01 Dec Ones to Watch: Artist David Patchen
In a process invented thousands of years ago by the ancient Egyptians and adopted by the Italians, glass artist David Patchen practices the murine style of glass patterning and makes it his own.
Murine uses cross sections of patterns, developed by first layering various colors into differing configurations then pulling the hot glass into rods. After they’ve been cooled those rods are sliced into circles that are then used to create unique arrangements.
“That technique is the basis of all my work and the way I get all my designs, by creating those patterned rods,” Patchen says. “It’s like a sushi roll, when you cut them into cross sections.”
It’s a precise and labor-intensive process, which is exactly why it’s so rare to see this type of glasswork.

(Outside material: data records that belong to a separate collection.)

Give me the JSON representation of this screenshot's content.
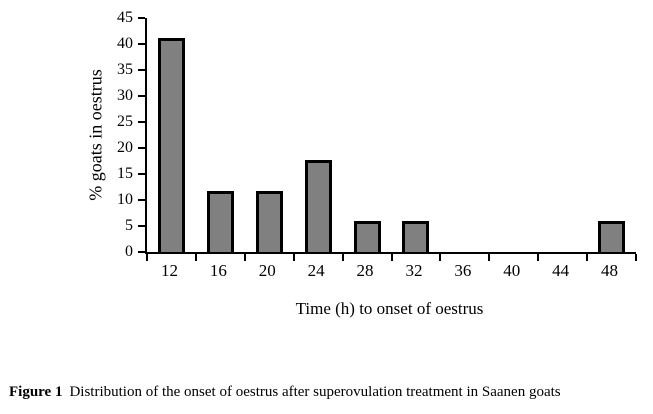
{
  "figure": {
    "caption_label": "Figure 1",
    "caption_text": "Distribution of the onset of oestrus after superovulation treatment in Saanen goats"
  },
  "chart_data": {
    "type": "bar",
    "title": "",
    "xlabel": "Time (h) to onset of oestrus",
    "ylabel": "% goats in oestrus",
    "categories": [
      "12",
      "16",
      "20",
      "24",
      "28",
      "32",
      "36",
      "40",
      "44",
      "48"
    ],
    "values": [
      41.2,
      11.8,
      11.8,
      17.6,
      5.9,
      5.9,
      0,
      0,
      0,
      5.9
    ],
    "ylim": [
      0,
      45
    ],
    "ytick_step": 5,
    "yticks": [
      0,
      5,
      10,
      15,
      20,
      25,
      30,
      35,
      40,
      45
    ],
    "grid": false,
    "legend": false,
    "bar_fill": "#808080",
    "bar_border": "#000000",
    "axis_color": "#000000",
    "background": "#ffffff"
  }
}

“Working with glass is paradoxical, counter-intuitive,” Patchen says. “As a beginner there are things you think you understand but you don’t, so it can take years to get good at it.”
For example, merely understanding heat can take thousands of hours in front of the forge-like oven.
“In the beginning you spend a lot of time working at the shape of things, setting the glass on the pipe so the shape is perfect, but you need to focus on the heat because the heat dictates the shape. Unless you understand the heat, and not the shape, you’re going to fail over and over again.”
Heat is very subtle to learn, and can only be detected by the way the glass moves.
“It’s hard to determine the temperature by way of color,” Patchen says. “It’s the way it moves — you have to understand the language of glass — as to where it’s hot and how to move it and stretch it.”
Patchen’s new work centers on the Bloom series, which plays with the idea that beauty hides on the inside, exposing exquisite things within an unassuming exterior.
“I’m not a representational artist,” he says. “I really experiment with a shape I like and keep tweaking it. That’s how I eventually arrived at where Bloom is today. I collect orchids. Crazy stuff happens when one blooms. But I’m also intrigued by geodes — they are a boring rock with something precious inside.”
The Bloom series, an organic statement that references everything from flowers to sea creatures, reaches beyond its shape.
“I want it to be a little strange; it kind of looks like something but not really,” Patchen says. “Initially, I was focused on the contrast — make the outside drab and the inside intricate and as colorful as possible. Now I’ve evolved to complement the interior with the exterior. They’re fun to design. What it is on the outside and what that [inside] reveals.”
Patchen’s work resides in several collections including Seto City Art Museum in Seto, Japan; the Polk Museum of Art in Lakeland, Florida; the Ritz-Carlton in Hong Kong; and the Peninsula Hotel in Paris.
He is represented by galleries in the United States and abroad, including ArtForte in Seattle, Washington; District Gallery in Park City, Utah; and Tansey Contemporary in Santa Fe, New Mexico.